Unlike later comic books, Famous Funnies does not feature a single storyline. Instead, it is a reprint of various popular newspaper comic strips, including Mutt and Jeff, Joe Palooka, Keeping up with the Joneses, and others. Readers could buy the compilation to keep up with the latest episodes of their favorite strip, or read them all.
Jerry Siegel and Joe Schuster developed the character Superman as high school students in Cleveland, Ohio. Siegel wrote the storylines and devised the characters, while Schuster drew and designed the artwork. Before the publication of their first Superman story, the two began working in comics by supplying material for New Fun, one of the first comic books that printed original work instead of newspaper reprints.

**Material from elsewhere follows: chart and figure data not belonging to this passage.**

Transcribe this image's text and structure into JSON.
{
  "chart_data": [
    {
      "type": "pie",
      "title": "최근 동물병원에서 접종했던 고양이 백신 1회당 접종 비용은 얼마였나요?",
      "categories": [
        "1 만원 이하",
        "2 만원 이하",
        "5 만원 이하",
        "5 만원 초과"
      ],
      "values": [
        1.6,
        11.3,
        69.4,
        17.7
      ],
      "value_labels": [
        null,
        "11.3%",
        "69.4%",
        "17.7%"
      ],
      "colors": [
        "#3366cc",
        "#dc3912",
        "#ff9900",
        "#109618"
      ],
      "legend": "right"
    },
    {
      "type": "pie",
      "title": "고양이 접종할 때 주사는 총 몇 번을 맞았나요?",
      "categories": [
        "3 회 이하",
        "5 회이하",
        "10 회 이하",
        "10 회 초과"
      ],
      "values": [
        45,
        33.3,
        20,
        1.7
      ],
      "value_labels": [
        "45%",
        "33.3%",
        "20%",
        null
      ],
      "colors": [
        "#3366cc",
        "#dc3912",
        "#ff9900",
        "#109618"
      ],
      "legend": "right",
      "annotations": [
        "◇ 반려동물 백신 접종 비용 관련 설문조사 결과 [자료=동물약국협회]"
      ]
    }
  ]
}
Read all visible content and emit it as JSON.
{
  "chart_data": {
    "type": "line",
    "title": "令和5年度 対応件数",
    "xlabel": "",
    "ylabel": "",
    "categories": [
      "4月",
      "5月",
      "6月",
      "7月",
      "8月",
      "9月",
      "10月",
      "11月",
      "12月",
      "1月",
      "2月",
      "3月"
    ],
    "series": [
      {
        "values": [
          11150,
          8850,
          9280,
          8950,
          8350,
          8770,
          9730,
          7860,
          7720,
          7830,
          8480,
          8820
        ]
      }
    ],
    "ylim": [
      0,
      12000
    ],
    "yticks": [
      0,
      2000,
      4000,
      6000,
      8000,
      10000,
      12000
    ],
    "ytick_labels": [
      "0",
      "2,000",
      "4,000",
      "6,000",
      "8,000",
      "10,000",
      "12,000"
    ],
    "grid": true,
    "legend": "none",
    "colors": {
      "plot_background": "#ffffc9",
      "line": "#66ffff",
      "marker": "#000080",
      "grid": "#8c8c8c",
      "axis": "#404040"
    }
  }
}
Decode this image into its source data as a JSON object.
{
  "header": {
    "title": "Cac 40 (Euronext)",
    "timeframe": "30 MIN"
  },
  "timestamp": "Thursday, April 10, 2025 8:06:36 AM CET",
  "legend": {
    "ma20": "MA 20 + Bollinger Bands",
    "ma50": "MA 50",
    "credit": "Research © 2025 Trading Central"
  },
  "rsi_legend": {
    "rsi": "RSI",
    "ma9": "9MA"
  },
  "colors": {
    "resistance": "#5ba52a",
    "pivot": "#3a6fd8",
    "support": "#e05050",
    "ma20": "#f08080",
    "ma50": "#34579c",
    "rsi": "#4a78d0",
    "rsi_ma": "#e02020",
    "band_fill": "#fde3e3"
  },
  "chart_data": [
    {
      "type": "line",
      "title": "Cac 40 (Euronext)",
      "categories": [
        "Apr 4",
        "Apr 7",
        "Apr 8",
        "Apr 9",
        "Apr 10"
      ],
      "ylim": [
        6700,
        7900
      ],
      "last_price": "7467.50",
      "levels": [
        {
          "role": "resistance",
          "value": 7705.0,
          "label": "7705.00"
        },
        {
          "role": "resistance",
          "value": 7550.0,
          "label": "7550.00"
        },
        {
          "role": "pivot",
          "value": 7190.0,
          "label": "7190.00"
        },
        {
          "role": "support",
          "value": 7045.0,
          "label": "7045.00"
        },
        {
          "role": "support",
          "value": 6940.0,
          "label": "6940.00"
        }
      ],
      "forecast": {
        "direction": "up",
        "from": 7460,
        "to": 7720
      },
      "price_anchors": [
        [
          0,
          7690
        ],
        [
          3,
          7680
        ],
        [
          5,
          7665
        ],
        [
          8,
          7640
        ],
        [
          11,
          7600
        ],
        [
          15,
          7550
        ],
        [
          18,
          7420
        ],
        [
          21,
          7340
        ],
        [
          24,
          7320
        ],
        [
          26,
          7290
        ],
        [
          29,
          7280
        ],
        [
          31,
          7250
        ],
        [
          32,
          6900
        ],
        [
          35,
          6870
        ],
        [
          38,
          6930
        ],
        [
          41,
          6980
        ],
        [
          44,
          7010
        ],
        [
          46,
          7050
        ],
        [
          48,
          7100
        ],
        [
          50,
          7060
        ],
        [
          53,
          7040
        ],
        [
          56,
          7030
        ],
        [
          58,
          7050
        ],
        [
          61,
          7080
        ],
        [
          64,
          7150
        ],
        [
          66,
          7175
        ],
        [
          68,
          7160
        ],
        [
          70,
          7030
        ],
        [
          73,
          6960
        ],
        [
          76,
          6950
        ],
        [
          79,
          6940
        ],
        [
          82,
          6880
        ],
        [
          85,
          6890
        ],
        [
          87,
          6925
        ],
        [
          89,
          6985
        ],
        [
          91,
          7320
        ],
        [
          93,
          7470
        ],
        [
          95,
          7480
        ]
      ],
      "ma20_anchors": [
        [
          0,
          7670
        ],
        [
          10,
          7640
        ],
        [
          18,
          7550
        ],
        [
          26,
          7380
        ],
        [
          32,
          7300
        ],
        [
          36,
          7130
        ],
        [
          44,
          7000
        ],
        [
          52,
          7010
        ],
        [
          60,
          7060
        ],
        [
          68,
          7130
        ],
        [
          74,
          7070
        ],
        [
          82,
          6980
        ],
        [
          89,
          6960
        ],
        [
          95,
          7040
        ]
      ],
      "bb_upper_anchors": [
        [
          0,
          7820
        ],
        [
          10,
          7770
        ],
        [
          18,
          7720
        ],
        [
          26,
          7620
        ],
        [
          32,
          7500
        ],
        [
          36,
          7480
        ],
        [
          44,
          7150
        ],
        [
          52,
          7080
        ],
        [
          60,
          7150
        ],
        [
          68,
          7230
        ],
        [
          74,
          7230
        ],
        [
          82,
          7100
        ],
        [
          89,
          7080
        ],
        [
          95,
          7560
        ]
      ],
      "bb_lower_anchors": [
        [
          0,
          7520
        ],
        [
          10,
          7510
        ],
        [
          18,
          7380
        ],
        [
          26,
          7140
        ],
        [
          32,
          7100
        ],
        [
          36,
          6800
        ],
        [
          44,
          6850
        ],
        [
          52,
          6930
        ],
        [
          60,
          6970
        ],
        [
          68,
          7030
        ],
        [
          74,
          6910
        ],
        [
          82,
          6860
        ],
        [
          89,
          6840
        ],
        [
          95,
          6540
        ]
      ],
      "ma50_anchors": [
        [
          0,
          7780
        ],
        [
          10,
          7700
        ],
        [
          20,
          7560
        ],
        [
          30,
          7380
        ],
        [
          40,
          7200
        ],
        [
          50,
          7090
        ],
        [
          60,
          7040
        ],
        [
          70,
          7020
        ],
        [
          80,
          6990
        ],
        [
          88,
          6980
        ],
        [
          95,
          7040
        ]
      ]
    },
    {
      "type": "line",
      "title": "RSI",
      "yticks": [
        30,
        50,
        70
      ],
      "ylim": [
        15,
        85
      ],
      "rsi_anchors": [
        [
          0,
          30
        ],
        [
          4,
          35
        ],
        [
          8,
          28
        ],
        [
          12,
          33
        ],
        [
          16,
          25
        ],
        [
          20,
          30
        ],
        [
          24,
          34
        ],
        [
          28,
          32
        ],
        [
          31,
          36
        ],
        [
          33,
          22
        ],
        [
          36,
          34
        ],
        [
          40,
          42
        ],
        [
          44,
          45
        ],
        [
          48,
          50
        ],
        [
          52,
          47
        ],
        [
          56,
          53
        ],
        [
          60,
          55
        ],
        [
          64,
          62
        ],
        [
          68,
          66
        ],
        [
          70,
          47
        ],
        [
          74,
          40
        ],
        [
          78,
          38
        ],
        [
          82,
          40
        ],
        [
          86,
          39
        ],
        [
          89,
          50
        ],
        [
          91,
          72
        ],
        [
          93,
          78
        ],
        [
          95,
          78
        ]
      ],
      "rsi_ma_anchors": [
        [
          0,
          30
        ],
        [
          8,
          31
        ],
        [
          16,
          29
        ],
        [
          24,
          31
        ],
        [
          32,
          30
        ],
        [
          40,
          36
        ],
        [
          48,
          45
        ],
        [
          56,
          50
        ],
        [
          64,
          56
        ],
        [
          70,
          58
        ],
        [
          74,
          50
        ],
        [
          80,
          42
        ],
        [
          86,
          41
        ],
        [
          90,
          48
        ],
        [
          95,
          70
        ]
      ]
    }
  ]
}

After repeated attempts at publication, Siegel and Schuster eventually saw their story published in Action Comics. As part of the deal, they sold the rights to the character to the publisher, which later became DC Comics, in exchange for $130 and a ten-year contract to produce the comic strip. Although Siegel was able to find work as a comics writer after the contract term expired, Schuster was not successful as an artist. Both spent much of their later years embroiled in lawsuits against DC Comics over unfair compensation.
Superman was so popular after his debut in Action Comics that an entire comic book was soon devoted to his adventures. This was unprecedented at the time, and it touched off the Golden Age of superhero comics.
After a stint as a journalism student at the University of Missouri, Mort Walker created a comic strip about a college student at fictional Rockview University, with a supporting cast modeled on his fraternity brothers. After a year, Beetle Bailey dropped out of college and joined the military, and one of America’s longest-running and most beloved characters was born. Like Boots and Her Buddies, Beetle Bailey is primarily driven by the foibles and adventures of a large cast of recurring characters, including the perennially lazy Private Beetle Bailey, short-tempered Sarge, grumpy General Halftrack, and seductive Miss Buxley.
Beetle Bailey is an example of a comic strip that had a life beyond the funny papers; the artwork shown here was made for the cover of a serialized comic book devoted to Beetle.